Iowa caucuses have been around since the 1800’s.

Unlike primary elections in most other states where registered voters go to polling places to cast ballots, Iowans gather at local caucus meetings to discuss and vote on the candidates.

These gatherings take place in schools, churches, public libraries and individual homes.  The locations are considered precincts and there are 1681 of them in Iowa.

It’s all very informal.  Participants indicate their support of a candidate by standing in a designated area based on candidate preference.  Undecided voters can visit each group and discuss the candidates and why they support them.

After 30 minutes, the process is temporarily stopped and supporters for each candidate are counted.

A candidate must receive 15 per-cent of the group to be a viable candidate.  Once viable candidates are decided, they take another 30 minutes for members of groups whose candidate did not meet the viability requirements to select a different candidate.  Once this is done, counts are made of each group of supporters.

If this all sounds a little strange, that’s because, well, it is.  But since things have been done this way for 200 years, it is considered legit.

The Iowa caucuses are the first major contest of the United States presidential season.

This year all eyes were on Iowa to see which candidate would win and possibly become the face of the Democrat contender to challenge President Trump.

Election experts swear by the results of the Iowa caucuses.  Since 1972, they have a 55 per-cent success rate in predicting which Democrat will win the nomination.

All did not go well with the compilation of the results from the caucus votes this year.

Some “bright” individual from the Democratic National Party decided to change the way results were reported.   They decided to “modernize” the election process.  Considering the way they do things, a change in the process would be a good idea.

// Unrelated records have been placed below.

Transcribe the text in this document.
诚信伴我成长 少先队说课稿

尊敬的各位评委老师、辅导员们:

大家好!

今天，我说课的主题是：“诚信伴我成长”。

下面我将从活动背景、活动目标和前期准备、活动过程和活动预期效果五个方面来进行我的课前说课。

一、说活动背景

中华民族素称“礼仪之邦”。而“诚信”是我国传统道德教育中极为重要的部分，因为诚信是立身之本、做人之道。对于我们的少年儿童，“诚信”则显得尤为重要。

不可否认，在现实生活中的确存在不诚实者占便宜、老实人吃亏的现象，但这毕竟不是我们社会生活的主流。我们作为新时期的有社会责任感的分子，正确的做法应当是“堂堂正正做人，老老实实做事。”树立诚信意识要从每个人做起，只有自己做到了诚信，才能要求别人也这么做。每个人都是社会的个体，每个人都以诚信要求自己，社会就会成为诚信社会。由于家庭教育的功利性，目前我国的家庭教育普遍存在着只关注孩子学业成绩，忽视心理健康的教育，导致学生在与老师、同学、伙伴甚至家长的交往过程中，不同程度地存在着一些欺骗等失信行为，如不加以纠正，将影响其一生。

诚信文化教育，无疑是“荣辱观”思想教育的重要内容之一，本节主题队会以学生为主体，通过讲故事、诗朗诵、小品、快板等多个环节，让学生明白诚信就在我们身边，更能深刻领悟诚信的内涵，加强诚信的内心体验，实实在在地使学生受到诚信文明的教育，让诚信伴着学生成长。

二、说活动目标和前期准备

People voted, votes were counted and written down on preference cards and the cards were collected for safe keeping.

Previously, the votes would be counted, and the results called into the state party and released to the media.

But this year they decided to replace a process that had worked perfectly fine in the past with a mobile app the precincts would use to simply upload the information.

Anyone who has ever tried to upload anything knows there is not much simple about it.

Caucus runners were to take a photo of the results and upload it to the app.

And that’s when the train went off the rails.

Some caucus officials waited until that very evening to download the app.  One party chair said attempts to download the app were complicated by measures put in place to protect the reporting system against outside attacks.

The chaos began when too many officials were trying to log into the system and there were so many layers of security, the system faulted.  The backup plan was to go the old route and call in the results.  That line got so overloaded it also failed to work.

All this confusion resulted in a big black eye for the nation’s first Democrat primary.

As the week progressed and the results from the caucus were still undetermined, it became apparent that the new technology was a bust.

Party officials were vague in their response about details of the new smartphone app and whether it had been tested in advance.

No answer is required.  Results speak for themselves here.

Once news broke that the app had only been developed five months prior to being used, it was obvious the party had made a big blunder in using it.

The Department of Homeland Security had reportedly offered to test the new smartphone app for security flaws prior to the caucus, but Iowa Democratic party officials declined.

The reality is Iowa’s Democratic Party handed its’ election results over to a start-up company with an untested app. There is no excuse for utilizing an app that wasn’t ready.  New technology should never have been used for the first time in a national election.

In the real world where connections drop, phones malfunction and downloads take considerable time, the choice to use an app was ludicrous.

Republicans spent last week mocking the Democrats for the chaos and confusion in Iowa and rightly so.

These kinds of shenanigans do not make voters feel confident the in the Democratic party.  They need to get their act together if they want voters to believe they are capable of running the country.

There was some speculation about whether the system had been hacked but there was no evidence of a cyber- attack.

No Russians this time, just human error.